Cassa pensioni

"Cassa pensioni a scelta: una buona idea?"

Il nostro sistema previdenziale non è più attuale. Ad affermarlo è Jérôme Cosandey, responsabile di politica sociale presso Avenir Suisse. Fosse per lui, si dovrebbe poter scegliere la propria cassa pensioni liberamente.

Signor Cosandey, lei è un forte sostenitore della libera scelta della cassa pensioni. Quanto le sta a cuore questa riforma tanto radicale?

La proposta è giusta e importante, anche se non è certamente attuabile dall’oggi al domani. E a causa delle conseguenze della pandemia, abbiamo al momento altre priorità. Tuttavia dobbiamo occuparcene.

Perché dobbiamo?

La nostra previdenza è rimasta agli anni Settanta. Il percorso professionale nel frattempo si è fortemente individualizzato: si cambia più spesso lavoro, ci si mette in proprio, si scelgono attività a tempo parziale o di dipendere da più datori di lavoro. I giovani vogliono maggiore flessibilità e partecipazione.

Scheda informativa

Come investire gli averi di cassa pensioni

Il capitale previdenziale va amministrato in modo sicuro e redditizio, affinché non si consumi troppo in fretta. Legga come fare in questa scheda informativa. 

Come dovrebbe funzionare?

Oggi abbiamo un modello business-to-business complesso. Con la libertà di scelta, la previdenza dovrebbe riuscire a orientarsi maggiormente ai consumatori. Nella mia proposta, i rischi di decesso e di invalidità restano assicurati collettivamente così come rimane alle parti sociali la definizione di prestazioni e contributi di risparmio. Ma dovremmo poter decidere da chi e come vada gestito il nostro denaro.
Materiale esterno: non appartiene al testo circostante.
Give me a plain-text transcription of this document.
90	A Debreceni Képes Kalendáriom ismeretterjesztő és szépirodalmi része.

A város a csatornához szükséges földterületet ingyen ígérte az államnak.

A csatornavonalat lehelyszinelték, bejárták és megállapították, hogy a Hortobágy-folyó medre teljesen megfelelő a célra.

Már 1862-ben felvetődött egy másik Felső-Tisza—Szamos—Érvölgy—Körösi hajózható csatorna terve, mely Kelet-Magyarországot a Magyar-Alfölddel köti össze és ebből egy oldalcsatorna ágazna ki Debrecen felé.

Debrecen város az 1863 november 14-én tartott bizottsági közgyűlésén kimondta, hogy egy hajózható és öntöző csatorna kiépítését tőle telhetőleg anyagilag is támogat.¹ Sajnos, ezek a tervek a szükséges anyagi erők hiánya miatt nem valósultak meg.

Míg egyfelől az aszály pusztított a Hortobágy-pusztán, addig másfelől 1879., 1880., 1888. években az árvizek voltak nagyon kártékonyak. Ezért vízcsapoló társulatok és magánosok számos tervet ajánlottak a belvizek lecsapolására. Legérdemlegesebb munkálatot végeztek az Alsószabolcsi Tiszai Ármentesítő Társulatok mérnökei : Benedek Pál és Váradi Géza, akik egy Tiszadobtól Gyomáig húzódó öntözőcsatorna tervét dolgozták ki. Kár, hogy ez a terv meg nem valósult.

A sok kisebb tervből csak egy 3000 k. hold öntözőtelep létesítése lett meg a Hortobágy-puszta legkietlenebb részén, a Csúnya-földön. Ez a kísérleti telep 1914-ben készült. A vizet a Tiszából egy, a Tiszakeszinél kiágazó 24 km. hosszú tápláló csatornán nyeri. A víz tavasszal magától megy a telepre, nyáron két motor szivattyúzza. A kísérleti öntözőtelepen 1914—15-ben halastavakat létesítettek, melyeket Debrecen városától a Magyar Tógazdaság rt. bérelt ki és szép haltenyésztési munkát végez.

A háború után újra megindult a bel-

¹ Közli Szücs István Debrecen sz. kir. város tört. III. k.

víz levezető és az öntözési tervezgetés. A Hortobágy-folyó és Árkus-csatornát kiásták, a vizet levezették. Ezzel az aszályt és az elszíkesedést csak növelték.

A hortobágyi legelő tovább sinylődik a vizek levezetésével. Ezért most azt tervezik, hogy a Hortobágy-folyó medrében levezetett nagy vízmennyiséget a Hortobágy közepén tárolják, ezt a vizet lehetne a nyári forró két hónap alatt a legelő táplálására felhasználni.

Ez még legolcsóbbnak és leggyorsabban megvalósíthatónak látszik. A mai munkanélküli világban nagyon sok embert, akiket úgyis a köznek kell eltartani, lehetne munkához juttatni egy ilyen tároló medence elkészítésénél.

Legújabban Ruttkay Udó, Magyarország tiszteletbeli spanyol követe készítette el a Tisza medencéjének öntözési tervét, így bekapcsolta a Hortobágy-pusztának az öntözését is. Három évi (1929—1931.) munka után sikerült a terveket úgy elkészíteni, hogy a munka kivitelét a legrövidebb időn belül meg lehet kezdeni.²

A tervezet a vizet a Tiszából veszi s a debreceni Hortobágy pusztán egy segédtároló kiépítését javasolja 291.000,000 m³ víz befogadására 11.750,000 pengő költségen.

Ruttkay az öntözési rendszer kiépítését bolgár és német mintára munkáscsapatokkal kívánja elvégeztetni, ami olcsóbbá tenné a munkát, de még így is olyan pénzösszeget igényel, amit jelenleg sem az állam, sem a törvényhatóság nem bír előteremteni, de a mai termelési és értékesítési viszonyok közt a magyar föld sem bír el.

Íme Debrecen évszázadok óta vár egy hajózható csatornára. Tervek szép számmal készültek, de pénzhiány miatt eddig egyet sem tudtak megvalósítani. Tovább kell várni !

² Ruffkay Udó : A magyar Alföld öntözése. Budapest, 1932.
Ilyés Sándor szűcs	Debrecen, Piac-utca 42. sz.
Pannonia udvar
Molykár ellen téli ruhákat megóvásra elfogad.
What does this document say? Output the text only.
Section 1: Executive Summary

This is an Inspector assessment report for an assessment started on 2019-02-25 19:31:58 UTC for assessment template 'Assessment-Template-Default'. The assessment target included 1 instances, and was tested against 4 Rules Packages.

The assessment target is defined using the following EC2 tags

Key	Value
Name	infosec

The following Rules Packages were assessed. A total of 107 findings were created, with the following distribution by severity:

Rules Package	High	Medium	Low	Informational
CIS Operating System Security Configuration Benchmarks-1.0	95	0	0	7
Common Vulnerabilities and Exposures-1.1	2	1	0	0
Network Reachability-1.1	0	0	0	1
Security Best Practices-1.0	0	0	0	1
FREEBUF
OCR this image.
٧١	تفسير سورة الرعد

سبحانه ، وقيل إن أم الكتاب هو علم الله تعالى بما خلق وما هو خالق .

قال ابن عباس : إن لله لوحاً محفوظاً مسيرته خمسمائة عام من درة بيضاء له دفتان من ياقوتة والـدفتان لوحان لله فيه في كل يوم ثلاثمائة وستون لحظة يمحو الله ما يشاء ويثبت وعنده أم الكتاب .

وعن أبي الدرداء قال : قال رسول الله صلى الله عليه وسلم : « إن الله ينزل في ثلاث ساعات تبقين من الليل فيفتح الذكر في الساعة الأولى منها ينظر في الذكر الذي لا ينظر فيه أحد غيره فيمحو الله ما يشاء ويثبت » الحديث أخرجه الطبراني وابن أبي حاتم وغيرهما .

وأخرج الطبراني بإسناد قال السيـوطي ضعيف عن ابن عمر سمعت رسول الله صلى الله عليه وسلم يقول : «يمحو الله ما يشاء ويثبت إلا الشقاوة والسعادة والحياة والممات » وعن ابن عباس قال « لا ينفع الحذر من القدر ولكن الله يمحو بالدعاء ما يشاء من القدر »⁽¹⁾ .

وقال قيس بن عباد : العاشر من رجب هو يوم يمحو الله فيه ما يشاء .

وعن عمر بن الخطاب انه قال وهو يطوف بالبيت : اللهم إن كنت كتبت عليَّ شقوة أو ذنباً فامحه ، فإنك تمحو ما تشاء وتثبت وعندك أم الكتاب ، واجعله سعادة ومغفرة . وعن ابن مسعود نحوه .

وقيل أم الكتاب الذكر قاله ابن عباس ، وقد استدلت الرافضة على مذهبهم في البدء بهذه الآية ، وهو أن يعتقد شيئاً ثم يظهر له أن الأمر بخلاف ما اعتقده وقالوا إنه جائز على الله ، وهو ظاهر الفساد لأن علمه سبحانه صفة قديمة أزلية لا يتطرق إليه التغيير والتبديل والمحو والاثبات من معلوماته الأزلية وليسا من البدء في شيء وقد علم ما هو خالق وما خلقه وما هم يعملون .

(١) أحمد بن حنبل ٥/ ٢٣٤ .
Cosa significa concretamente?

Definire la strategia d’investimento sulla base della propensione al rischio, dell’orizzonte d’investimento e delle nostre preferenze in termini di ecologia ed etica. I 25enni hanno un orizzonte d’investimento più lungo rispetto ai 60enni e possono pertanto investire di più in azioni. Lo svantaggio: il rischio legato agli investimenti va sostenuto autonomamente. 

Di contro, possiamo beneficiare delle opportunità offerte dai mercati azionari. Lo stesso avviene già con i piani 1e. Questa soluzione viene dal settore finanziario: la politica infatti non sta facendo nulla contro la ridistribuzione delle risorse in atto nel secondo pilastro.

Non risulterà eccessivo per noi?

Dovremo informarci di più. Oggi non lo facciamo, perché sappiamo di non esercitare la benché minima influenza. In futuro dovremo avere più fiducia in noi stessi!

La sua proposta risolve i problemi della previdenza di vecchiaia?

Non cambia nulla per quanto riguarda le aliquote di conversione troppo elevate: la libertà di scelta sarebbe tuttavia una risposta all’evoluzione sociale e proteggerebbe meglio i collaboratori da una liquidazione parziale di una cassa pensioni. Inoltre, incentiverebbe la concorrenza tra le casse pensioni. Per equità va detto, che aumenterebbero le uscite destinate a marketing, consulenza e vendita. Tuttavia, questo genererebbe un consolidamento del settore, affiancato da economie di scala. In base alle nostre stime, potremmo risparmiare in questa maniera ben 800 milioni di franchi tra spese amministrative e costi di gestione patrimoniale.

Il personaggio

Jérôme Cosandey lavora dal 2011 presso Avenir Suisse, dove dirige il reparto di politica sociale finanziabile. Ha studiato ingegneria meccanica presso l’Università ETH di Zurigo e ha lavorato presso Boston Consulting Group e UBS. Ha inoltre conseguito un master in storia dell’economia internazionale.